The first relatively complete model was constructed in the early 1960s at the University of Arizona by two graduate students and their faculty mentor with support from the newly established Air Force Bionics program. This work was first summarized in a report: "An Electronic Analog of the Ear", Technical Documentary Report No. AMRL-TDR-1963-60, June 1963, Biophysics Laboratory, 6570-th Aerospace Medical Research Laboratories, Aerospace Medical Division, Air Force Systems Command, by E. Glaesser, W. F. Caldwell, and J. L. Stewart. The report contains an extensive list of references. The work was also reported at Bionics symposia.
Unlike models based on a series of active filters or represented with digital equations, an analog ear can incorporate nonlinearities that represent nonlinear actions of the basilar membrane, perhaps caused by asymmetric motions of sensory cells resulting in asymmetric motions of the basilar membrane. Difference frequencies could be generated as are observed in the human. Some difference frequencies originating in the cochlea can be observed in the outer ear.
Neural signals responding to motions of the basilar membrane show responses in one direction as in rectification. At all but low frequencies, the neural measure averages over multiple cycles to give the equivalent of rectification followed by averaging (low-pass filtering). Over the entire cochlea, response shows as a pattern that varies more slowly that the applied frequency but that does follow the envelope of the applied signal. Each group of cells can give rise to a semi-periodic wave that can be analyzed by neurons in the brain. The total pattern that arises from a sound can thus be thought of as a two-dimensional pattern in time with one axis being the distance along the basilar membrane and the other being distance along some sequence of neurons. These patterns, varying at rates less than lower audio frequencies, have shapes that can be identified much like patterns in vision. The concept of the "neural analyzer" as an extension of cochlear patterns is discussed in U. S. patent 3,387,093, "Speech Bandwidth Compression System", June 4, 1968 (filed in 1964).
It was found that the analog ear with its asymmetric overlapping bands was more reliable in identifying speech sounds than is a conventional frequency spectrum. The second formant is the most significant single measure. Speech sounds of interest include whispered and clipped speech.
Applications were made to animals and insects with appropriate ear models. Another study using the analog ear was "Simulating Mechanisms in Animal Echoranging", John L. Stewart and James M. Kasson.
Many reports, articles, and patents followed the research as cited in the reports listed here. The last full report employed a relatively early version of a computer program written in time-shared BASIC.
Stewart also self-published several books, doing business as Santa Rita Technology, and later as Covox, including The Analog Ear Story and The Analog Ear–brain System in 1964, and The Bionic Ear in 1979.

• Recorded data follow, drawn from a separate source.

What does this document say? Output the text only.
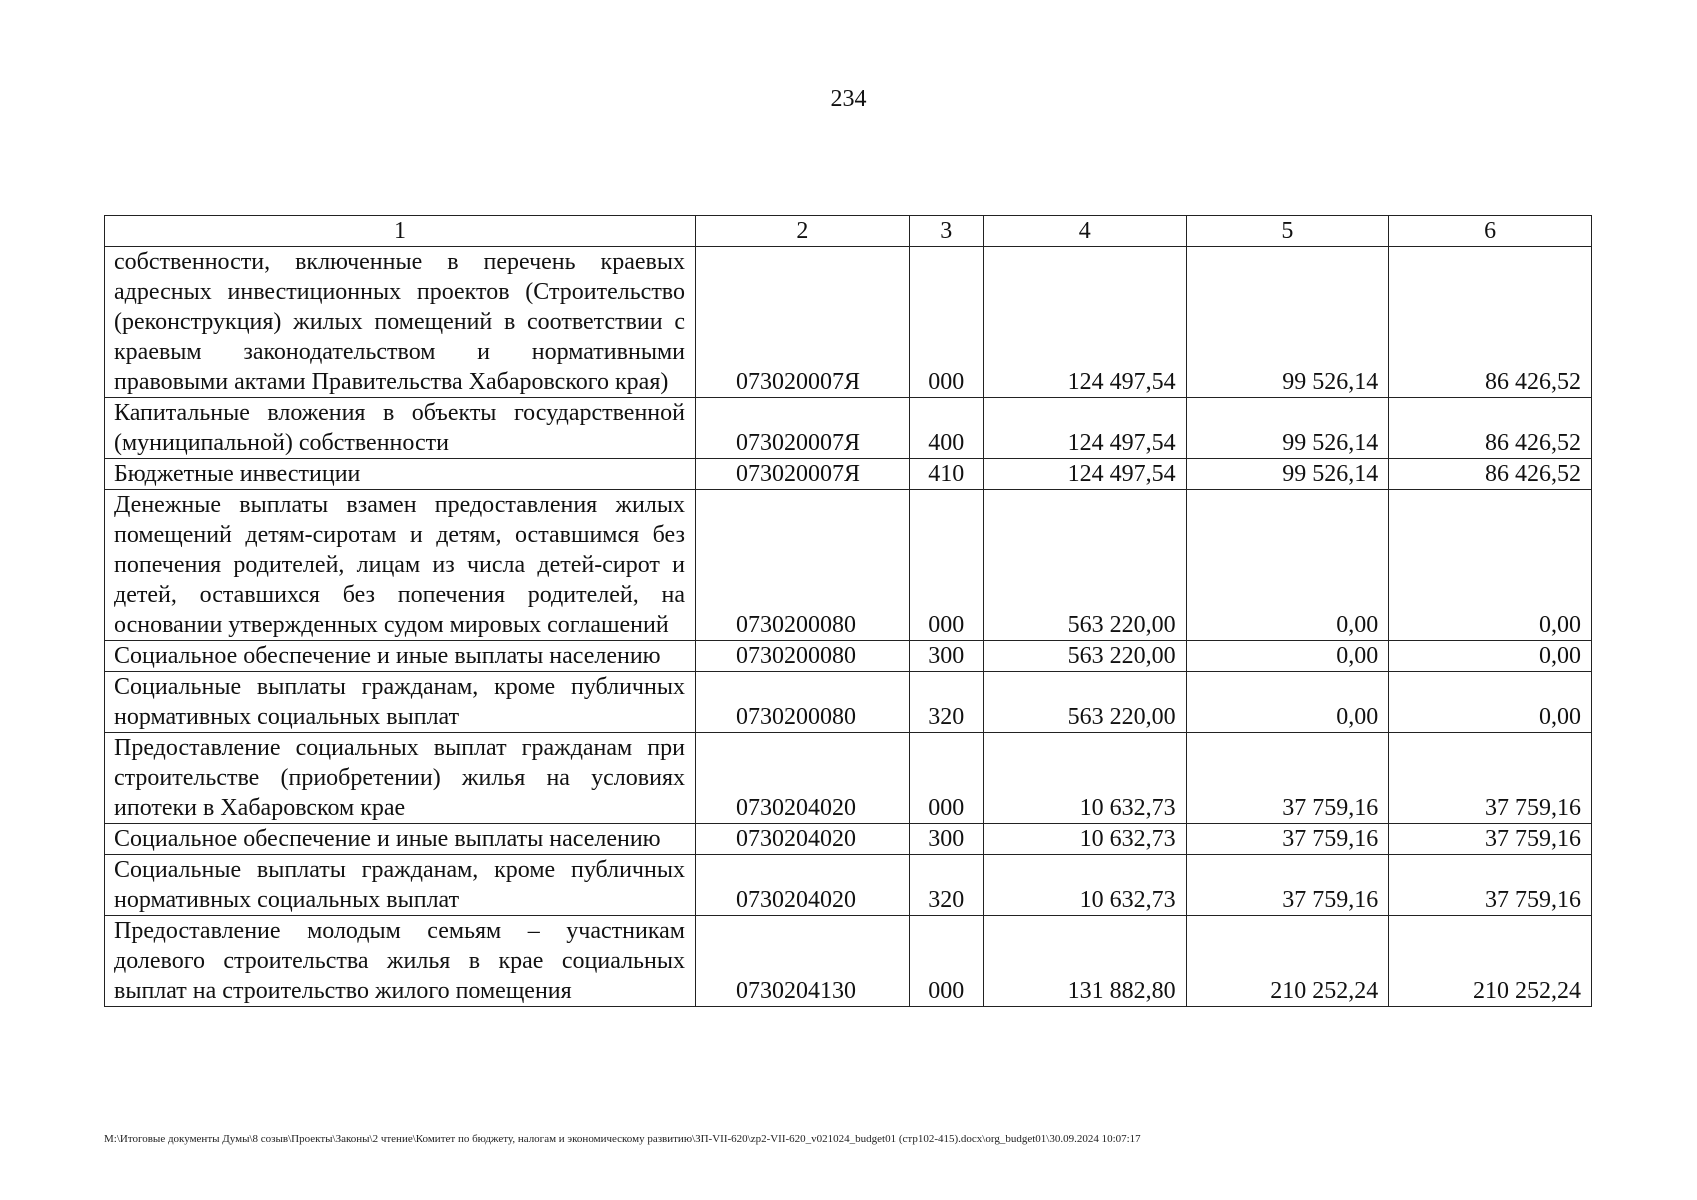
234
1	2	3	4	5	6
собственности, включенные в перечень краевых адресных инвестиционных проектов (Строительство (реконструкция) жилых помещений в соответствии с краевым законодательством и нормативными правовыми актами Правительства Хабаровского края)	073020007Я	000	124 497,54	99 526,14	86 426,52
Капитальные вложения в объекты государственной (муниципальной) собственности	073020007Я	400	124 497,54	99 526,14	86 426,52
Бюджетные инвестиции	073020007Я	410	124 497,54	99 526,14	86 426,52
Денежные выплаты взамен предоставления жилых помещений детям-сиротам и детям, оставшимся без попечения родителей, лицам из числа детей-сирот и детей, оставшихся без попечения родителей, на основании утвержденных судом мировых соглашений	0730200080	000	563 220,00	0,00	0,00
Социальное обеспечение и иные выплаты населению	0730200080	300	563 220,00	0,00	0,00
Социальные выплаты гражданам, кроме публичных нормативных социальных выплат	0730200080	320	563 220,00	0,00	0,00
Предоставление социальных выплат гражданам при строительстве (приобретении) жилья на условиях ипотеки в Хабаровском крае	0730204020	000	10 632,73	37 759,16	37 759,16
Социальное обеспечение и иные выплаты населению	0730204020	300	10 632,73	37 759,16	37 759,16
Социальные выплаты гражданам, кроме публичных нормативных социальных выплат	0730204020	320	10 632,73	37 759,16	37 759,16
Предоставление молодым семьям – участникам долевого строительства жилья в крае социальных выплат на строительство жилого помещения	0730204130	000	131 882,80	210 252,24	210 252,24
М:\Итоговые документы Думы\8 созыв\Проекты\Законы\2 чтение\Комитет по бюджету, налогам и экономическому развитию\ЗП-VII-620\zp2-VII-620_v021024_budget01 (стр102-415).docx\org_budget01\30.09.2024 10:07:17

The research resulting from analog ear studies fueled the creation of special sounds for use in repelling birds and other pests. Sounds were synthesized to follow natural bird calls but were of a switching kind. The concept is similar to the use of a babble of human voices for jamming another person's communications. The "Av-Alarm" was the principal product. It was also adapted to the transonic and ultrasonic regions with a device called "Transonic".

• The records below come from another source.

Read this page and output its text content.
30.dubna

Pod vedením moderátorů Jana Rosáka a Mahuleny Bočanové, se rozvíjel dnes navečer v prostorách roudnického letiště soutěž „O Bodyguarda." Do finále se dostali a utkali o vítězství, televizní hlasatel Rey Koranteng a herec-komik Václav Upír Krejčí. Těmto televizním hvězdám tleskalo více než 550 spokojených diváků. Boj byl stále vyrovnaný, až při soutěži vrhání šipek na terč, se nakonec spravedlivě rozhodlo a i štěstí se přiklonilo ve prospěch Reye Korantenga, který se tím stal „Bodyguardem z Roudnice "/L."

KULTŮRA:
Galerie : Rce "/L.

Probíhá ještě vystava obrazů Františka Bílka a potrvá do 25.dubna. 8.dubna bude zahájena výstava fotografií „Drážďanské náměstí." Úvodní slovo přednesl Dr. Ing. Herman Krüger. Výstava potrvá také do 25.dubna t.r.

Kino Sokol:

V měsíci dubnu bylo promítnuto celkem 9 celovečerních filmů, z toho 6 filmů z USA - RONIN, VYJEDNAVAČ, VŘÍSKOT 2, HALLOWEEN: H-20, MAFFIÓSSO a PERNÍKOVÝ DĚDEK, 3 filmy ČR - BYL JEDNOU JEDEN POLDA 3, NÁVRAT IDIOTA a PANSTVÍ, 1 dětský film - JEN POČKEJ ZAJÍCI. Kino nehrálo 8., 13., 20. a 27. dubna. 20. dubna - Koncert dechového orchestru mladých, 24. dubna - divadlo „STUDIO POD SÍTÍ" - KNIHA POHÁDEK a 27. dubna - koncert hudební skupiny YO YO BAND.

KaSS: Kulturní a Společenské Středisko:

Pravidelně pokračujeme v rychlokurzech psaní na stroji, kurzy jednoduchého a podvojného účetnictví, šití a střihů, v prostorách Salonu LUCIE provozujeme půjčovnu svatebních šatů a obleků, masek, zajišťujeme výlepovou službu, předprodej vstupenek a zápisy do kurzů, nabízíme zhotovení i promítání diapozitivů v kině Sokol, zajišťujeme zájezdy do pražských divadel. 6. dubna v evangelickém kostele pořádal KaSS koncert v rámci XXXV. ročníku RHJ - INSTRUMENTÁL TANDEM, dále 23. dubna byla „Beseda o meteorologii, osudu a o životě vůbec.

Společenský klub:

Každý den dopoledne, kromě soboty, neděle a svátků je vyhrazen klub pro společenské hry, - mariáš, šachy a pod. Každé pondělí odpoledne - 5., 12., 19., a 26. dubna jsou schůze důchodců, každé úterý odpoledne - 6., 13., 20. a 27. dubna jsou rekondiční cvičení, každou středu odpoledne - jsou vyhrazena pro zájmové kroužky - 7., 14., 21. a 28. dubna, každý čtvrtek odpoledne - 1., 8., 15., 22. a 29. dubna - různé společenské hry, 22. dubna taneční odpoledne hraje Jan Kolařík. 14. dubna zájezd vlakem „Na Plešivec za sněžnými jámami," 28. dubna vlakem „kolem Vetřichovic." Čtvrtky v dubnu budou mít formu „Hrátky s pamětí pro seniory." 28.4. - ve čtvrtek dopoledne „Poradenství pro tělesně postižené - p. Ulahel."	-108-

The research also led to development of an early speech word recognizer that operated with 8-bit computers as well as later ones based on 16-bit processors. The product line was developed by Covox, Inc. with product names of "Speech Thing" and "Voice Master".
A number of U.S. (and foreign) patents on topics related to Stewart's analog ear were granted. In the order of filing dates starting in 1962, numbers are 3,294,909, 3,325,597, 3,387,093, 3,432,618, 3,378,700, 3,483,325, 3,459,034, 3,543,138, and 3,510,588.
Several groups have built analog VLSI hearing chips in recent decades.